= Teddy Ebersol Field =

Series of fields along the Charles River in the city of Boston

Teddy Ebersol's Red Sox Fields at Lederman Park is a series of fields along the Charles River in the city of Boston. The Boston Red Sox foundation and the Esplanade Association in conjunction with the Hill House, an NPO, helped fund the 1.8 million-dollar renewal project. The field reopened on September 5, 2006, to the Hill House youth soccer program.

The land includes two baseball/softball diamonds, a youth baseball diamond, a T-ball diamond, or up to five youth soccer fields, or a regulation-sized soccer field in a design that accommodates a variety of other athletic and community uses. Before the renovations, the fields were uneven and often flooded.

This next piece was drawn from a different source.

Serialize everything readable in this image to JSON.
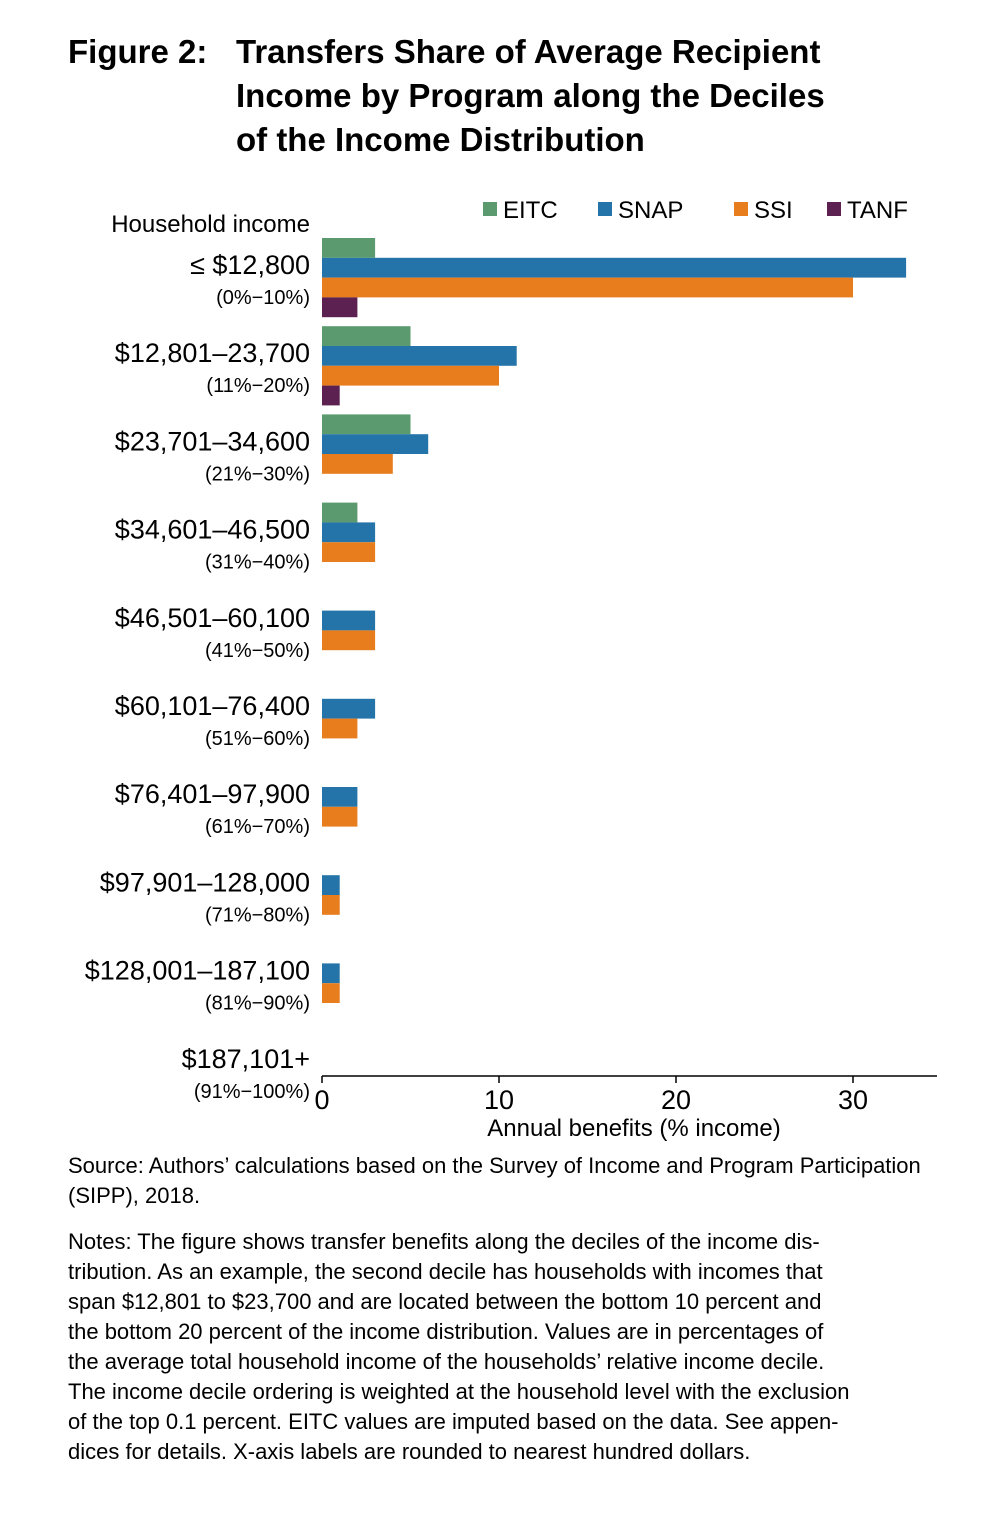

The fields are named after a young Red Sox fan, Teddy Ebersol, who died in a plane crash on November 28, 2004, in Colorado. Teddy was the son of NBC Sports head Dick Ebersol and Kate & Allie actress Susan Saint James.

== Controversy ==
As of mid-2008, the permitting process was guided by an eight-person advisory committee, with all weekday field use (7 a.m. to 3 p.m.) permitted to Hill House, a Beacon Hill community group. Utilization of the field was low. In 2009, a large metal fence was constructed around the entire park, further preventing casual use. The fence was opposed by community groups including the Esplanade Association, but was requested by private donors and installed by the Department of Conservation and Recreation (DCR).